Another lesson, we might be good behaved in social media, but we still expose our banking accounts in online shops. EY reported that in 15-month range since January 2017, around 1.95 billion personal and sensitive records are compromised. As this confidential detail leak to unauthorized parties, they can steal our money or open credit cards under our details. Recent findings by SonicWall analysts mentioned that the loss caused by this typical threat reach around USD 12.5 billion since May 2018.

Those cases show that the effect of data breaches and cybercrime could be detrimental, not just end up in predicting our behaviours to offer us matched advertisements. Anyone who connect to the internet with narrow understanding of how security threat works and do not put preventive actions are prone to cyberattack.

What should we know?

Get into the hacker mindset. Knowing what is meant by Cyber Kill Chain, a step-by-step cyberattack. Starting from reconnaissance when the attacker trying to find the flaws in the system. They explore networks including social media accounts to define their targets and tactics to attack. Once they configure flaws, comes weaponization to create the attack. It can be malware in a form of virus, worm, trojan or spyware depends on the flaws and the goal.
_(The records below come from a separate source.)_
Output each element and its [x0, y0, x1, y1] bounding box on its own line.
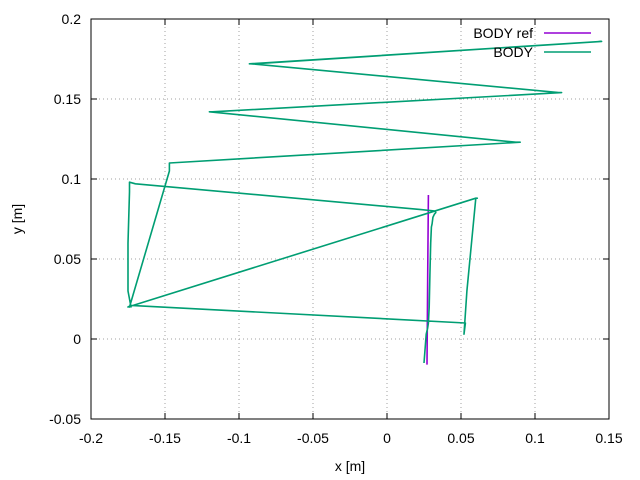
axis-tick-labels: -0.2 -0.15 -0.1 -0.05 0 0.05 0.1 0.15 -0.05 0 0.05…: [49, 11, 623, 446]
y-tick-label: 0.2: [62, 11, 82, 27]
x-tick-label: -0.15: [149, 430, 181, 446]
y-tick-label: 0.05: [54, 251, 81, 267]
series-lines: [127, 40, 603, 365]
grid-lines: [91, 19, 609, 419]
legend: BODY ref BODY: [473, 25, 591, 60]
legend-label-0: BODY ref: [473, 25, 533, 41]
x-tick-label: 0.15: [595, 430, 622, 446]
x-tick-label: -0.2: [79, 430, 103, 446]
axis-ticks: [90, 18, 610, 420]
y-tick-label: 0: [73, 331, 81, 347]
y-axis-label: y [m]: [9, 204, 25, 234]
x-tick-label: 0.1: [525, 430, 545, 446]
x-tick-label: 0: [383, 430, 391, 446]
legend-label-1: BODY: [493, 44, 533, 60]
x-tick-label: -0.1: [227, 430, 251, 446]
y-tick-label: 0.1: [62, 171, 82, 187]
y-tick-label: -0.05: [49, 411, 81, 427]
plot-frame: [90, 18, 610, 420]
series-line-0: [426, 194, 430, 365]
x-axis-label: x [m]: [335, 458, 365, 474]
x-tick-label: 0.05: [447, 430, 474, 446]
y-tick-label: 0.15: [54, 91, 81, 107]
x-tick-label: -0.05: [297, 430, 329, 446]
series-line-1: [127, 40, 603, 364]
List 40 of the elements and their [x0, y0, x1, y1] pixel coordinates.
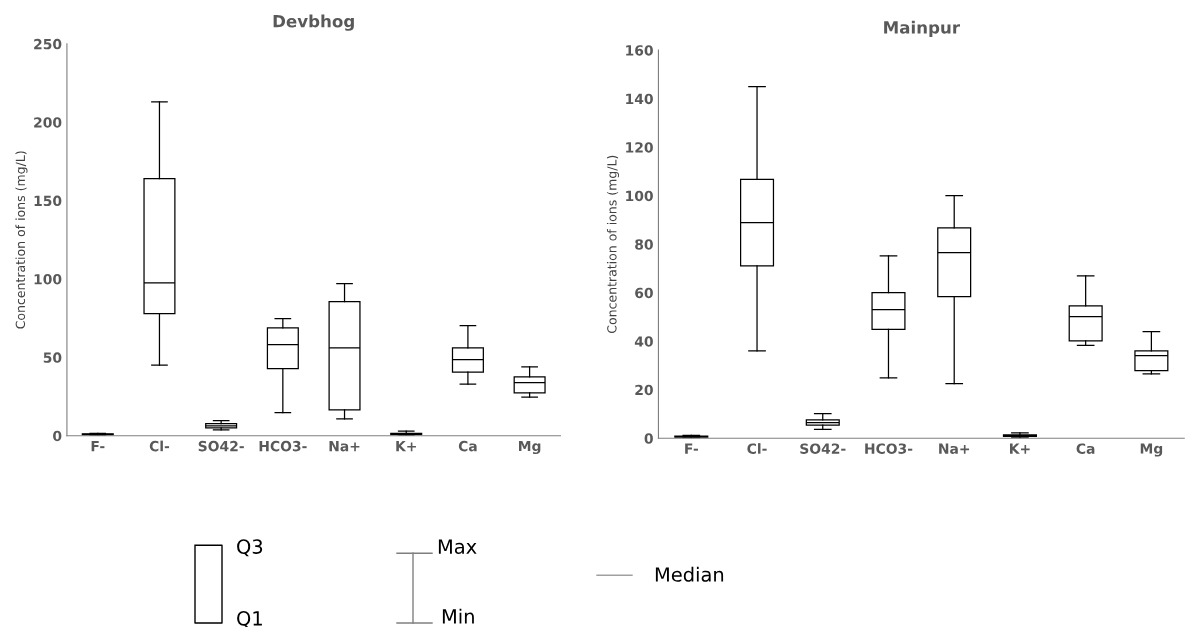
- text: Q1: [237, 610, 262, 627]
- x-tick-label: SO42-: [198, 440, 244, 452]
- y-tick-label: 40: [634, 336, 653, 347]
- text: Min: [442, 608, 474, 624]
- y-tick-label: 100: [626, 190, 653, 202]
- y-tick-label: 140: [626, 93, 653, 105]
- x-tick-label: SO42-: [800, 443, 846, 454]
- x-tick-label: F-: [685, 443, 698, 454]
- x-tick-label: Cl-: [149, 440, 170, 452]
- text: Q3: [237, 539, 263, 557]
- x-tick-label: K+: [396, 441, 416, 452]
- y-tick-label: 0: [53, 430, 62, 442]
- chart-title: Mainpur: [884, 20, 961, 37]
- y-tick-label: 0: [644, 433, 653, 444]
- text: Median: [655, 566, 724, 582]
- y-axis-title: Concentration of ions (mg/L): [15, 151, 28, 329]
- y-axis-title: Concentration of ions (mg/L): [606, 155, 620, 334]
- y-tick-label: 120: [626, 142, 653, 153]
- y-tick-label: 60: [635, 287, 653, 299]
- x-tick-label: Ca: [458, 440, 477, 452]
- x-tick-label: HCO3-: [259, 440, 307, 452]
- x-tick-label: Ca: [1076, 443, 1095, 454]
- text: Max: [438, 539, 477, 554]
- x-tick-label: HCO3-: [865, 443, 913, 454]
- y-tick-label: 200: [34, 117, 62, 128]
- x-tick-label: Na+: [329, 441, 360, 452]
- x-tick-label: Mg: [1140, 443, 1163, 457]
- y-tick-label: 20: [635, 384, 653, 396]
- y-tick-label: 160: [626, 45, 653, 56]
- y-tick-label: 100: [34, 273, 62, 285]
- y-tick-label: 150: [34, 195, 62, 207]
- y-tick-label: 80: [635, 239, 653, 250]
- x-tick-label: Cl-: [747, 443, 767, 454]
- chart-title: Devbhog: [273, 14, 354, 31]
- x-tick-label: Mg: [519, 440, 541, 455]
- x-tick-label: F-: [91, 441, 105, 452]
- y-tick-label: 50: [43, 352, 62, 363]
- y-tick-label: 250: [34, 38, 62, 50]
- x-tick-label: Na+: [939, 443, 970, 454]
- x-tick-label: K+: [1010, 443, 1030, 454]
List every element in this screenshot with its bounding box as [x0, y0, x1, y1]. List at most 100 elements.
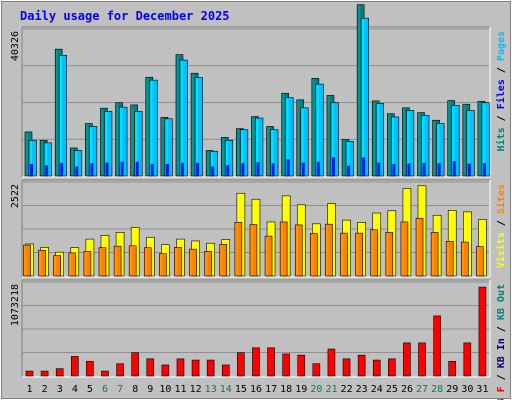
x-label-day-8: 8: [132, 384, 138, 395]
panel-top-max-label: 40326: [10, 31, 21, 61]
x-label-day-22: 22: [341, 384, 353, 395]
bar-kbf-day-16-highlight: [253, 348, 256, 376]
bar-kbf-day-16-fill: [252, 347, 260, 377]
bar-kbf-day-6-highlight: [102, 371, 105, 376]
bar-sites-day-17-highlight: [265, 236, 268, 276]
bar-hits-day-7-highlight: [116, 103, 119, 176]
bar-sites-day-29: [445, 241, 454, 277]
bar-files-day-20: [316, 161, 320, 176]
bar-sites-day-15-highlight: [235, 222, 238, 276]
bar-sites-day-11-highlight: [175, 247, 178, 276]
bar-sites-day-1-fill: [23, 244, 31, 277]
bar-sites-day-23-highlight: [356, 233, 359, 276]
bar-kbf-day-27-highlight: [419, 343, 422, 376]
chart-title: Daily usage for December 2025: [20, 9, 230, 23]
bar-sites-day-27-fill: [415, 217, 424, 277]
bar-hits-day-10-highlight: [161, 117, 164, 176]
bar-kbf-day-7-highlight: [117, 364, 120, 376]
bar-kbf-day-12-highlight: [192, 360, 195, 376]
x-label-day-6: 6: [102, 384, 108, 395]
bar-hits-day-15-highlight: [236, 129, 240, 176]
bar-kbf-day-11: [176, 358, 185, 377]
bar-files-day-13: [211, 166, 215, 176]
panel-bottom-max-label: 1073218: [10, 284, 21, 326]
panel-top-legend: Hits / Files / Pages: [495, 31, 507, 151]
bar-hits-day-12-highlight: [191, 73, 194, 176]
bar-hits-day-22-highlight: [342, 140, 345, 176]
bar-sites-day-24: [370, 229, 379, 277]
bar-hits-day-29-highlight: [448, 101, 451, 176]
bar-sites-day-26: [400, 221, 409, 277]
bar-sites-day-17: [264, 235, 273, 277]
bar-files-day-23: [362, 157, 366, 176]
bar-kbf-day-6: [101, 370, 109, 377]
bar-pages-day-14-highlight: [225, 140, 229, 176]
bar-pages-day-17-highlight: [271, 130, 274, 176]
bar-kbf-day-23-fill: [357, 354, 366, 377]
bar-sites-day-23: [355, 232, 363, 277]
bar-files-day-16: [256, 162, 260, 176]
bar-sites-day-2-fill: [38, 249, 46, 277]
bar-kbf-day-2-fill: [40, 370, 49, 377]
bar-sites-day-10-fill: [159, 253, 167, 277]
bar-kbf-day-29-highlight: [449, 361, 452, 376]
legend-item: /: [496, 368, 507, 386]
bar-kbf-day-22: [342, 358, 351, 377]
bar-files-day-2: [45, 165, 49, 176]
bar-kbf-day-18: [282, 353, 290, 377]
bar-pages-day-25-highlight: [391, 117, 395, 176]
bar-hits-day-25-highlight: [387, 114, 391, 176]
bar-sites-day-22: [340, 232, 348, 277]
bar-pages-day-23: [360, 17, 369, 177]
bar-sites-day-28-highlight: [431, 232, 434, 276]
bar-sites-day-9: [143, 247, 152, 277]
bar-pages-day-2-highlight: [44, 143, 47, 176]
bar-kbf-day-1-highlight: [26, 371, 29, 376]
bar-sites-day-30-highlight: [461, 242, 465, 276]
bar-pages-day-11: [179, 59, 188, 177]
bar-kbf-day-17: [267, 347, 275, 377]
x-label-day-17: 17: [265, 384, 277, 395]
bar-files-day-1: [30, 163, 33, 176]
bar-kbf-day-28: [433, 315, 441, 377]
bar-kbf-day-21: [327, 348, 336, 377]
bar-kbf-day-1: [25, 370, 34, 377]
bar-files-day-15: [241, 163, 245, 176]
x-label-day-30: 30: [461, 384, 473, 395]
bar-kbf-day-19-fill: [297, 354, 306, 377]
x-label-day-2: 2: [42, 384, 48, 395]
legend-item: /: [496, 320, 507, 338]
bar-kbf-day-8-highlight: [132, 353, 135, 376]
bar-sites-day-19-fill: [294, 224, 303, 277]
bar-hits-day-4-highlight: [70, 148, 73, 176]
x-label-day-3: 3: [57, 384, 63, 395]
bar-kbf-day-19: [297, 354, 306, 377]
bar-sites-day-11: [174, 247, 182, 277]
bar-files-day-22: [347, 165, 351, 176]
bar-sites-day-3-fill: [53, 255, 61, 277]
bar-sites-day-8: [128, 245, 137, 277]
bar-kbf-day-9-highlight: [147, 359, 150, 376]
bar-pages-day-9-highlight: [150, 80, 153, 176]
bar-sites-day-14-fill: [219, 244, 228, 277]
bar-sites-day-7: [113, 245, 122, 277]
x-label-day-21: 21: [325, 384, 337, 395]
bar-hits-day-5-highlight: [85, 124, 89, 176]
bar-sites-day-4-highlight: [69, 253, 72, 276]
bar-sites-day-8-fill: [128, 245, 137, 277]
bar-kbf-day-25: [388, 358, 396, 377]
bar-sites-day-7-fill: [113, 245, 122, 277]
bar-sites-day-16-fill: [249, 224, 258, 277]
bar-kbf-day-12-fill: [191, 359, 200, 377]
bar-pages-day-8-highlight: [135, 112, 138, 176]
bar-sites-day-26-highlight: [401, 222, 404, 276]
bar-kbf-day-27: [418, 342, 426, 377]
bar-pages-day-24-highlight: [376, 104, 380, 176]
bar-pages-day-6-highlight: [105, 112, 108, 176]
bar-sites-day-13-highlight: [205, 252, 208, 276]
bar-kbf-day-3-fill: [55, 368, 64, 377]
bar-hits-day-31-highlight: [478, 101, 481, 176]
legend-item: Sites: [495, 184, 507, 214]
bar-kbf-day-24: [372, 359, 381, 377]
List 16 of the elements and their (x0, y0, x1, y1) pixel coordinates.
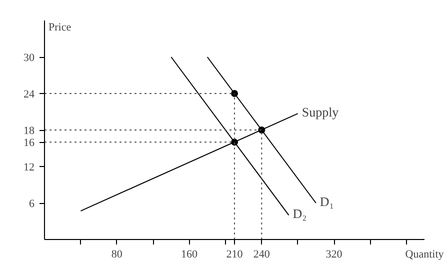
x-tick-label: 320 (326, 248, 343, 260)
series-label: D₁ (320, 194, 334, 209)
series-label: D₂ (292, 206, 307, 222)
series-label: Supply (302, 104, 340, 120)
y-tick-label: 6 (29, 198, 35, 210)
y-tick-label: 24 (24, 88, 35, 100)
x-tick-label: 240 (253, 248, 270, 260)
y-tick-label: 30 (24, 52, 35, 64)
x-tick-label: 80 (111, 248, 123, 260)
y-axis-title: Price (48, 22, 72, 34)
x-axis-title: Quantity (405, 248, 444, 260)
y-tick-label: 12 (24, 162, 34, 174)
x-tick-label: 160 (181, 248, 198, 260)
x-tick-label: 210 (226, 248, 244, 260)
y-tick-label: 18 (24, 125, 35, 137)
y-tick-label: 16 (24, 137, 35, 150)
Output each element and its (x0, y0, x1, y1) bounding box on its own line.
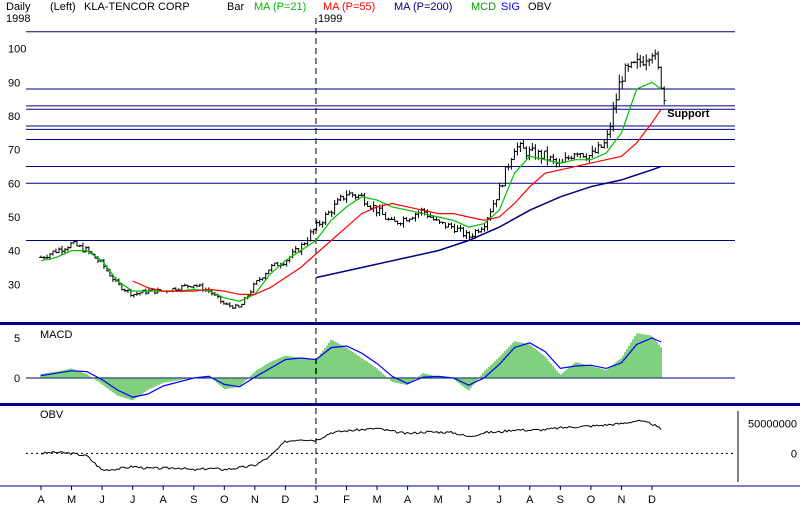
mcd-legend: MCD (471, 1, 496, 13)
month-label: D (648, 494, 656, 506)
support-annotation: Support (667, 108, 709, 120)
ma200-legend: MA (P=200) (394, 1, 452, 13)
macd-tick-label: 5 (14, 333, 20, 345)
symbol-title: KLA-TENCOR CORP (84, 1, 190, 13)
macd-panel-title: MACD (40, 329, 72, 341)
obv-line (40, 419, 662, 472)
year-label: 1998 (6, 13, 30, 25)
month-label: M (67, 494, 76, 506)
price-tick-label: 40 (8, 246, 20, 258)
obv-tick-label: 50000000 (748, 419, 797, 431)
sig-legend: SIG (501, 1, 520, 13)
grid-layer (26, 18, 739, 486)
month-label: J (99, 494, 105, 506)
price-tick-label: 90 (8, 77, 20, 89)
month-label: J (466, 494, 472, 506)
period-label: Daily (6, 1, 31, 13)
month-label: O (220, 494, 229, 506)
macd-signal-line (40, 337, 662, 398)
obv-tick-label: 0 (791, 448, 797, 460)
ma55-legend: MA (P=55) (323, 1, 375, 13)
price-layer: Support (39, 49, 710, 310)
month-label: J (130, 494, 136, 506)
month-label: N (617, 494, 625, 506)
obv-layer (40, 419, 662, 472)
month-label: F (343, 494, 350, 506)
price-tick-label: 30 (8, 279, 20, 291)
month-label: A (160, 494, 168, 506)
price-tick-label: 100 (8, 44, 26, 56)
month-label: S (557, 494, 564, 506)
month-label: N (251, 494, 259, 506)
obv-legend: OBV (528, 1, 552, 13)
month-label: A (526, 494, 534, 506)
month-label: D (281, 494, 289, 506)
month-label: M (372, 494, 381, 506)
macd-tick-label: 0 (14, 373, 20, 385)
ma200-line (315, 165, 662, 279)
bar-legend: Bar (227, 1, 244, 13)
month-label: J (497, 494, 503, 506)
obv-panel-top-border (0, 403, 800, 406)
price-tick-label: 80 (8, 111, 20, 123)
axis-side-label: (Left) (50, 1, 76, 13)
ma21-line (40, 81, 662, 302)
month-label: O (587, 494, 596, 506)
macd-layer (40, 333, 662, 401)
price-tick-label: 50 (8, 212, 20, 224)
ma55-line (132, 108, 662, 295)
macd-panel-top-border (0, 322, 800, 325)
ma21-legend: MA (P=21) (254, 1, 306, 13)
price-tick-label: 70 (8, 145, 20, 157)
month-label: M (434, 494, 443, 506)
obv-panel-title: OBV (40, 409, 64, 421)
price-tick-label: 60 (8, 178, 20, 190)
year-label: 1999 (318, 13, 342, 25)
month-label: S (190, 494, 197, 506)
month-label: J (313, 494, 319, 506)
month-label: A (404, 494, 412, 506)
month-label: A (37, 494, 45, 506)
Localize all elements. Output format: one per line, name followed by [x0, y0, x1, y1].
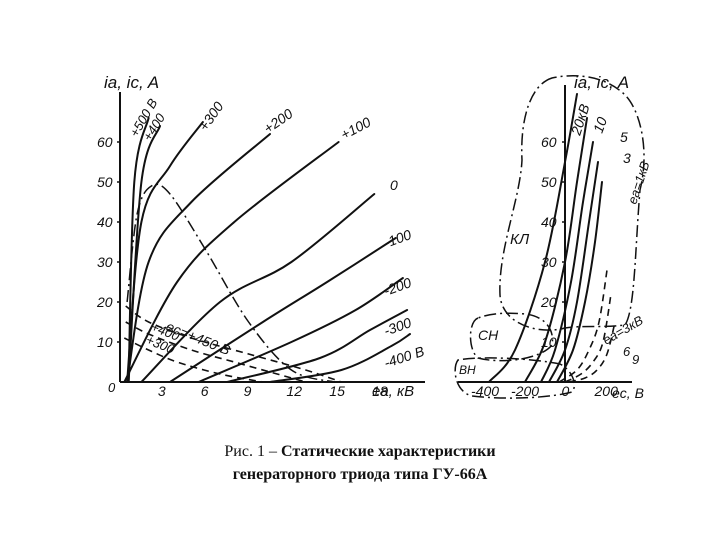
left-x-tick-label: 18 — [372, 383, 388, 399]
left-series-line — [126, 183, 335, 383]
left-x-ticks: 3 6 9 12 15 18 — [158, 383, 388, 399]
left-x-tick-label: 6 — [201, 383, 209, 399]
left-y-axis-label: ia, ic, A — [104, 73, 159, 92]
right-x-tick-label: 0 — [562, 383, 570, 399]
right-series-line — [524, 117, 588, 383]
caption-line-2: генераторного триода типа ГУ-66А — [232, 466, 488, 483]
label-ea-3kv-grid: ea=3кВ — [600, 312, 646, 347]
label-ec-plus-200: +200 — [261, 105, 296, 136]
region-kl-outline — [499, 75, 645, 331]
left-series-line — [140, 193, 376, 383]
region-vn-outline — [454, 357, 576, 399]
left-chart: ia, ic, A ea, кВ 0 3 6 9 12 15 18 10 20 30 40 50 6… — [96, 73, 426, 400]
left-series-line — [169, 237, 397, 383]
region-kl-label: КЛ — [510, 231, 530, 248]
label-ec-zero: 0 — [390, 177, 398, 193]
right-y-tick-label: 10 — [541, 334, 557, 350]
right-y-tick-label: 50 — [541, 174, 557, 190]
label-ea-5: 5 — [620, 129, 628, 145]
figure-caption: Рис. 1 – Статические характеристики гене… — [0, 440, 720, 486]
label-ea-10: 10 — [590, 115, 610, 135]
left-y-tick-label: 60 — [97, 134, 113, 150]
left-y-ticks: 10 20 30 40 50 60 — [96, 134, 120, 350]
left-series-line — [123, 337, 264, 383]
right-series-line — [556, 181, 603, 383]
right-y-tick-label: 20 — [540, 294, 557, 310]
label-ea-3: 3 — [623, 150, 631, 166]
left-y-tick-label: 50 — [97, 174, 113, 190]
left-curve-labels: +500 В +400 +300 +200 +100 0 -100 -200 -… — [127, 96, 427, 371]
left-series-line — [125, 305, 342, 383]
right-series-line — [488, 93, 578, 383]
left-y-tick-label: 20 — [96, 294, 113, 310]
region-sn-outline — [469, 312, 554, 362]
left-series-line — [126, 121, 204, 383]
label-ea-9-grid: 9 — [632, 352, 639, 367]
left-curves — [123, 117, 411, 383]
right-y-tick-label: 60 — [541, 134, 557, 150]
right-series-line — [548, 161, 599, 383]
left-y-tick-label: 30 — [97, 254, 113, 270]
left-x-tick-label: 15 — [329, 383, 345, 399]
left-origin-label: 0 — [108, 380, 116, 395]
right-y-axis-label: ia, ic, A — [574, 73, 629, 92]
label-ea-20kv: 20кВ — [567, 102, 592, 138]
left-x-axis-label: ea, кВ — [372, 383, 414, 400]
right-regions: КЛ СН ВН — [454, 75, 645, 399]
label-ea-6-grid: 6 — [623, 344, 631, 359]
label-ec-plus-100: +100 — [338, 114, 374, 143]
left-series-line — [126, 133, 271, 383]
label-ec-plus-300: +300 — [195, 99, 226, 134]
left-series-line — [197, 277, 404, 383]
region-sn-label: СН — [478, 327, 499, 343]
caption-line-1: Рис. 1 – Статические характеристики — [0, 440, 720, 463]
left-y-tick-label: 40 — [97, 214, 113, 230]
region-vn-label: ВН — [459, 363, 476, 377]
caption-title: Статические характеристики — [280, 443, 496, 460]
right-x-tick-label: -400 — [471, 383, 499, 399]
caption-prefix: Рис. 1 – — [224, 443, 281, 460]
left-series-line — [269, 333, 411, 383]
right-chart: ia, ic, A ec, В -400 -200 0 200 10203040506… — [454, 73, 653, 401]
left-series-line — [226, 309, 409, 383]
label-ec-minus-100: -100 — [382, 226, 414, 251]
left-y-tick-label: 10 — [97, 334, 113, 350]
left-x-tick-label: 9 — [244, 383, 252, 399]
right-x-ticks: -400 -200 0 200 — [471, 383, 618, 399]
right-series-line — [564, 293, 612, 383]
label-ec-minus-200: -200 — [382, 274, 414, 299]
right-series-line — [540, 141, 594, 383]
left-x-tick-label: 12 — [286, 383, 302, 399]
right-x-axis-label: ec, В — [612, 385, 644, 401]
left-x-tick-label: 3 — [158, 383, 166, 399]
right-x-tick-label: 200 — [594, 383, 619, 399]
right-x-tick-label: -200 — [511, 383, 539, 399]
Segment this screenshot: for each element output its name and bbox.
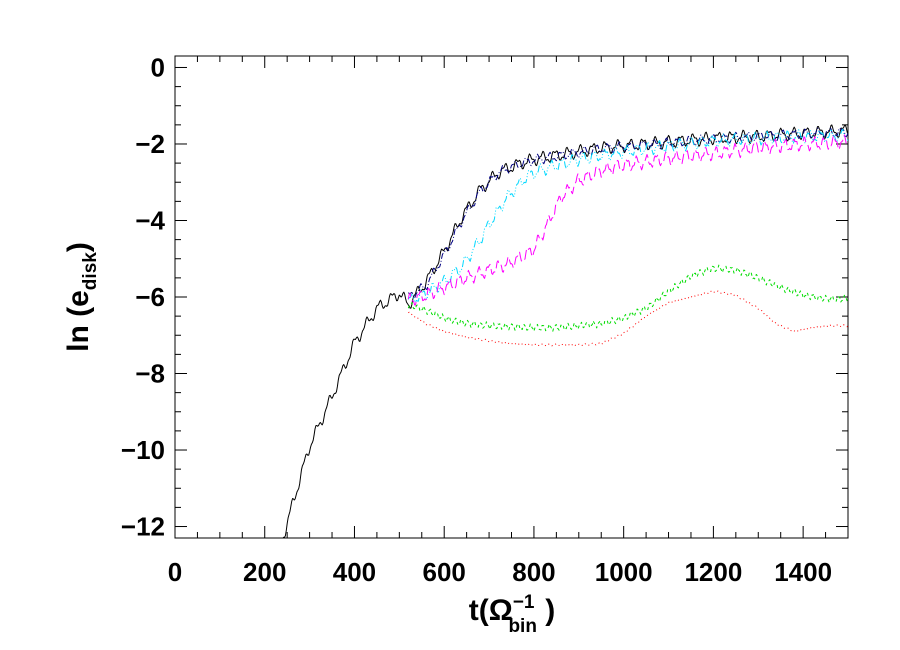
y-tick-label: 0 bbox=[151, 52, 165, 82]
x-tick-label: 0 bbox=[168, 557, 182, 587]
series-line-3 bbox=[407, 128, 848, 303]
x-tick-label: 1400 bbox=[774, 557, 832, 587]
axis-ticks bbox=[174, 56, 849, 538]
plot-frame bbox=[174, 55, 849, 539]
x-tick-label: 600 bbox=[423, 557, 466, 587]
y-axis-title: ln (edisk) bbox=[62, 242, 101, 352]
y-tick-label: −4 bbox=[135, 205, 165, 235]
x-tick-label: 200 bbox=[243, 557, 286, 587]
y-tick-label: −10 bbox=[121, 435, 165, 465]
series-line-4 bbox=[407, 134, 848, 306]
series-line-1 bbox=[282, 124, 848, 538]
tick-labels: 0 200 400 600 800 1000 1200 1400 0 −2 −4 −6 −8 −10 −12 bbox=[121, 52, 832, 587]
series-line-5 bbox=[407, 264, 848, 332]
y-tick-label: −8 bbox=[135, 359, 165, 389]
x-tick-label: 1200 bbox=[684, 557, 742, 587]
x-tick-label: 1000 bbox=[595, 557, 653, 587]
y-tick-label: −12 bbox=[121, 512, 165, 542]
series-line-6 bbox=[408, 290, 848, 347]
x-tick-label: 800 bbox=[512, 557, 555, 587]
y-tick-label: −6 bbox=[135, 282, 165, 312]
y-tick-label: −2 bbox=[135, 129, 165, 159]
x-axis-title: t(Ω−1 bin ) bbox=[469, 592, 556, 637]
x-tick-label: 400 bbox=[333, 557, 376, 587]
series-layer bbox=[282, 124, 848, 538]
series-line-2 bbox=[407, 127, 848, 299]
Then the delivery of the malware, can be through email or USB.

Scamwatch Australia reported that the top 1 scam category is phishing. This happen when the attacker contacting their victims through phone calls, email, or social media by pretending to be someone they know or trusted organisation to collect the victim’s sensitive information. They also stated that top 2 delivery methods are phone and email. If an email contains a link, beware that it might lead to a malwares site to infect the system automatically. Once infected, they will exploit the system’s vulnerabilities, find ways to be installed. After settled, they can sign the attackers to remotely give command and control to perform the targeted actions like sending data or messing up the system.

What we need to do?

Just one work, keep update.

Update our password, update our knowledge with recent cyberattacks and current cybersecurity technologies, update our system.

A strong password is an essential blockade. It should be a combination of letters, numbers, and symbols, which keep changing over a period of time, and not used for multiple accounts. Meanwhile, keep update with security development will make us more cautious of cyberattacks. After knowing phishing, we may be more sceptical to click on random emails or links.

It is also important to notice that cyberattack and cybersecurity now are embracing Artificial Intelligent (AI) technology. By harnessing Natural Language Processing in AI, attackers can generate a personalized phishing emails which look more plausible to the target. Security analyst, instead, utilising machine learning for automatic threat detection. So, that is why a regular system update is not meant to bother us, one possible reason is it shows that the latest approach of cybersecurity has been embedded to the update to protect us from new more harmful threats.


2 Responses to “What do “they” know about us?”

  1. Max Thomas says:

    Thanks for the post! As somebody who is lazy when it comes to reusing passwords and looking after my security online, this is a real eye opener.

  2. Kaih Mitchell says:

    Definitely an important issue that more people should be aware of!